Note that if you don’t need to run pytest from an existing event loop, you don’t need to do anything other than have alt_pytest_asyncio installed in your environment and you’ll be able to just use async keywords on your fixtures and tests.

Timeouts

alt_pytest_asyncio registers a pytest.mark.async_timeout(seconds) mark which you can use to set a timeout for your test.

For example:

import pytest

@pytest.mark.async_timeout(10)
async def test_something():
   await something_that_may_take_a_while()

This test will be cancelled after 10 seconds and raise an assertion error saying the test took too long and the file and line number where the test is.

You can also use the async_timeout mark on coroutine fixtures:

import pytest

@pytest.fixture()
@pytest.mark.async_timeout(0.5)
async def my_amazing_fixture():
   await asyncio.sleep(1)
   return 1

And you can have a timeout on generator fixtures:

import pytest

@pytest.fixture()
@pytest.mark.async_timeout(0.5)
async def my_amazing_fixture():
   try:
      await asyncio.sleep(1)
      yield 1
   finally:
      await asyncio.sleep(1)

Note that for generator fixtures, the timeout is applied in whole to both the setup and finalization of the fixture. As in the real timeout for the entire fixture is essentially double the single timeout specified.

The default timeout is 5 seconds. You can change this default by setting the default_alt_async_timeout option to the number of seconds you want.

Overriding the loop

Sometimes it may be necessary to close the current loop in a test. For this to not then break the rest of your tests, you will need to set a new event loop for your test and then restore the old loop afterwards.

For this, we have a context manager that will install a new asyncio loop and then restore the original loop on exit.

Usage looks like:

from alt_pytest_asyncio.plugin import OverrideLoop

class TestThing:
    @pytest.fixture(autouse=True)
    def custom_loop(self):
        with OverrideLoop() as custom_loop:
            yield custom_loop

    def test_thing(self, custom_loop):
        custom_loop.run_until_complete(my_thing())

By putting the loop into an autouse fixture, all fixtures used by the test will have the custom loop. If you want to include module level fixtures too then use the OverrideLoop in a module level fixture too.

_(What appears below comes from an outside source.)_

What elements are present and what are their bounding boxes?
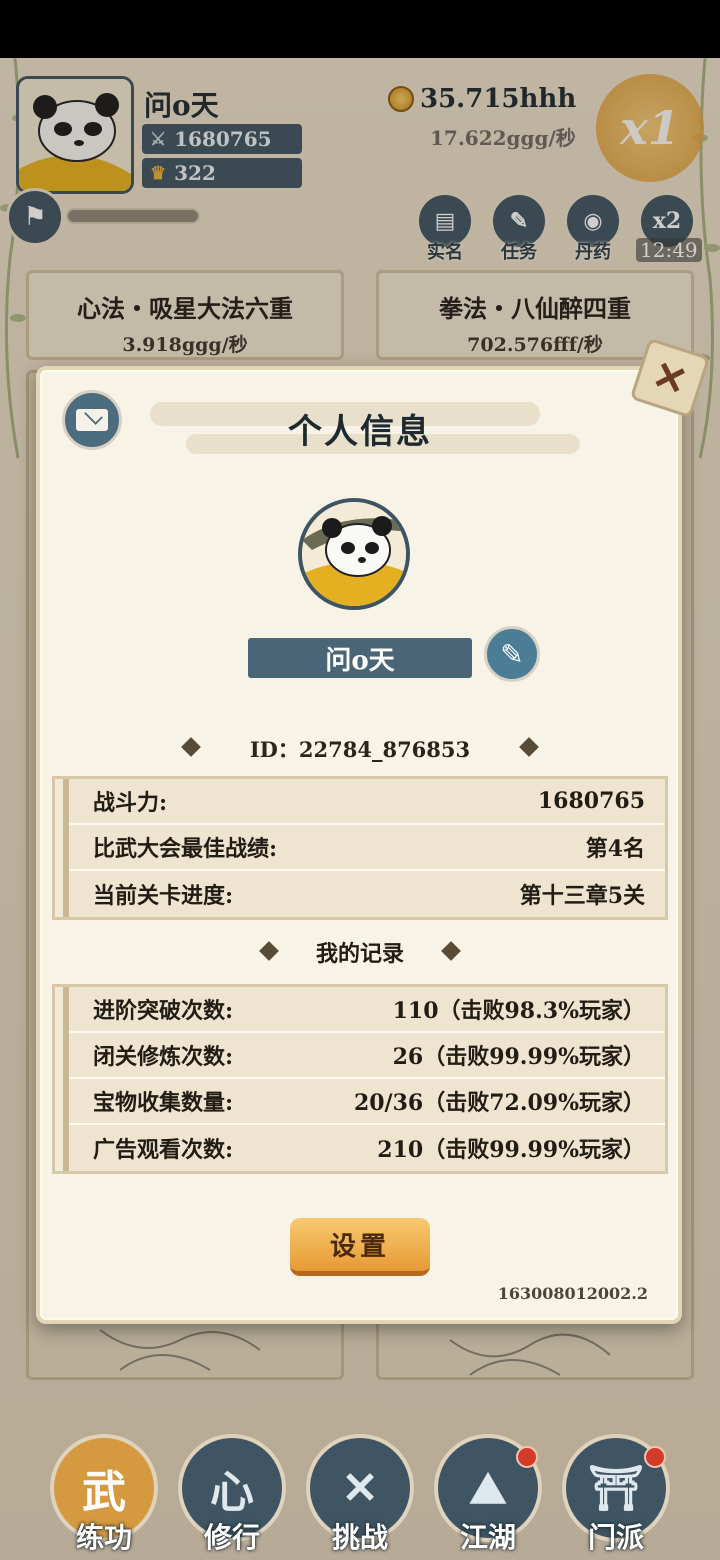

OverrideLoop takes in a new_loop boolean that will make it so no new loop is set and asyncio is left with no default loop.

The new loop itself (or None if new_loop is False) can be found in the loop attribute of the object yielded by the context manager.

The run_until_complete on the custom_loop in the above example will do a run_until_complete on the new loop, but in a way that means you won’t get unhandled exception during shutdown errors when the context manager closes the new loop.

When the context manager exits and closes the new loop, it will first cancel all tasks to ensure finally blocks are run.